The rise of video streaming services not only changed the way that content is delivered to consumers but also the way that said content is consumed. While traditional TV channels used to release new episodes of their shows episode by episode, week after week, streaming services often grant consumers access to entire seasons at once, enabling them to watch whenever they please.

While it may take away the thrill of waiting alongside millions of fellow fans for a new episode of your favorite show, the practice of releasing a slew of episodes at once does grant viewers an unprecedented degree of freedom and flexibility. Just as consumers have gotten used to binging entire seasons in as few sittings as their schedule/social life allows, the industry seems to be moving away from this popular practice, however.
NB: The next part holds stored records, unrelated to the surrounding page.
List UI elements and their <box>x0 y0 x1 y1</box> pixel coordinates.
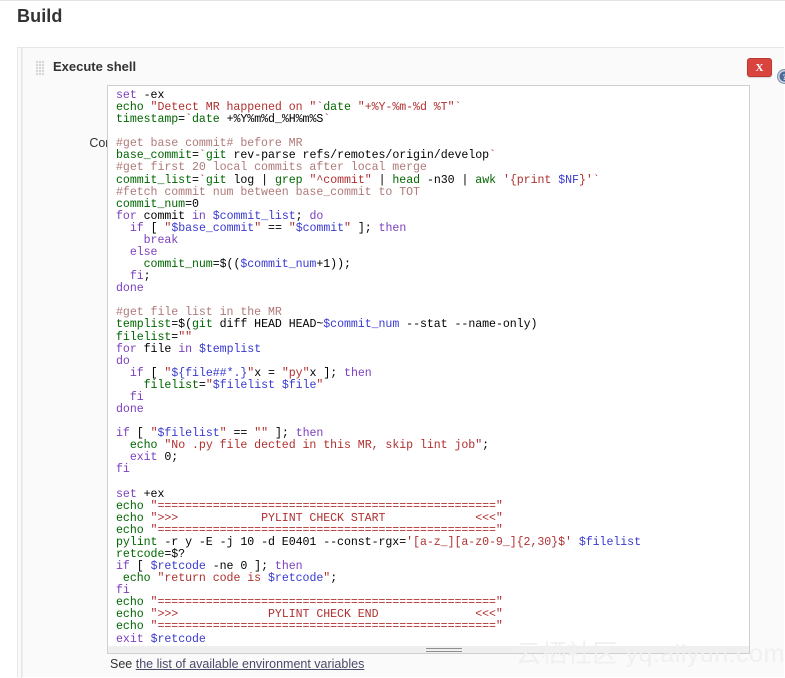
code-line: fi <box>116 392 747 404</box>
env-note-prefix: See <box>110 657 136 671</box>
code-line: echo "return code is $retcode"; <box>116 573 747 585</box>
environment-variables-note: See the list of available environment va… <box>110 657 364 671</box>
resize-handle[interactable] <box>426 648 462 652</box>
code-line: echo "No .py file dected in this MR, ski… <box>116 440 747 452</box>
code-line: commit_num=$(($commit_num+1)); <box>116 259 747 271</box>
top-divider <box>0 0 785 1</box>
textarea-resize-strip <box>107 646 750 654</box>
code-line: exit $retcode <box>116 634 747 646</box>
delete-build-step-button[interactable]: X <box>747 58 772 77</box>
code-line: break <box>116 235 747 247</box>
env-variables-link[interactable]: the list of available environment variab… <box>136 657 365 671</box>
command-script-content: set -execho "Detect MR happened on "`dat… <box>116 90 747 647</box>
build-config-page: Build Execute shell X ? Command set -exe… <box>0 0 785 677</box>
code-line: fi <box>116 464 747 476</box>
code-line: done <box>116 283 747 295</box>
code-line: #fetch commit num between base_commit to… <box>116 187 747 199</box>
code-line: for file in $templist <box>116 344 747 356</box>
code-line: if [ "$base_commit" == "$commit" ]; then <box>116 223 747 235</box>
code-line: echo "==================================… <box>116 621 747 633</box>
code-line: templist=$(git diff HEAD HEAD~$commit_nu… <box>116 319 747 331</box>
code-line: pylint -r y -E -j 10 -d E0401 --const-rg… <box>116 537 747 549</box>
drag-handle-icon[interactable] <box>36 61 45 76</box>
code-line: timestamp=`date +%Y%m%d_%H%m%S` <box>116 114 747 126</box>
code-line <box>116 477 747 489</box>
build-step-title: Execute shell <box>53 58 136 76</box>
code-line: exit 0; <box>116 452 747 464</box>
code-line: filelist="$filelist $file" <box>116 380 747 392</box>
code-line: fi; <box>116 271 747 283</box>
build-step-header: Execute shell X ? <box>23 58 784 84</box>
code-line: done <box>116 404 747 416</box>
page-title: Build <box>17 6 63 27</box>
command-textarea[interactable]: set -execho "Detect MR happened on "`dat… <box>107 85 750 648</box>
help-circle-icon[interactable]: ? <box>777 69 785 84</box>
As competition intensified and big names such as Apple and Disney entered the scene, some streaming services have returned to a weekly release schedule, at least for their most popular shows, taking away one of the features that made streaming so popular in the first place. According to a recent survey conducted by Morning Consult, Americans won’t be happy with that trend. When asked how they like to watch TV episodes on streaming services, a vast majority said that they prefer to watch several episodes a day, while just 1 in 5 respondents preferred the old one-episode-per-week schedule.

As the following chart illustrates, there is a significant generational gap in how Americans want to be served their TV shows: while young adults have gotten used to the all-you-can-watch approach, older Americans are a bit more patient and most unlikely to watch several episodes at once.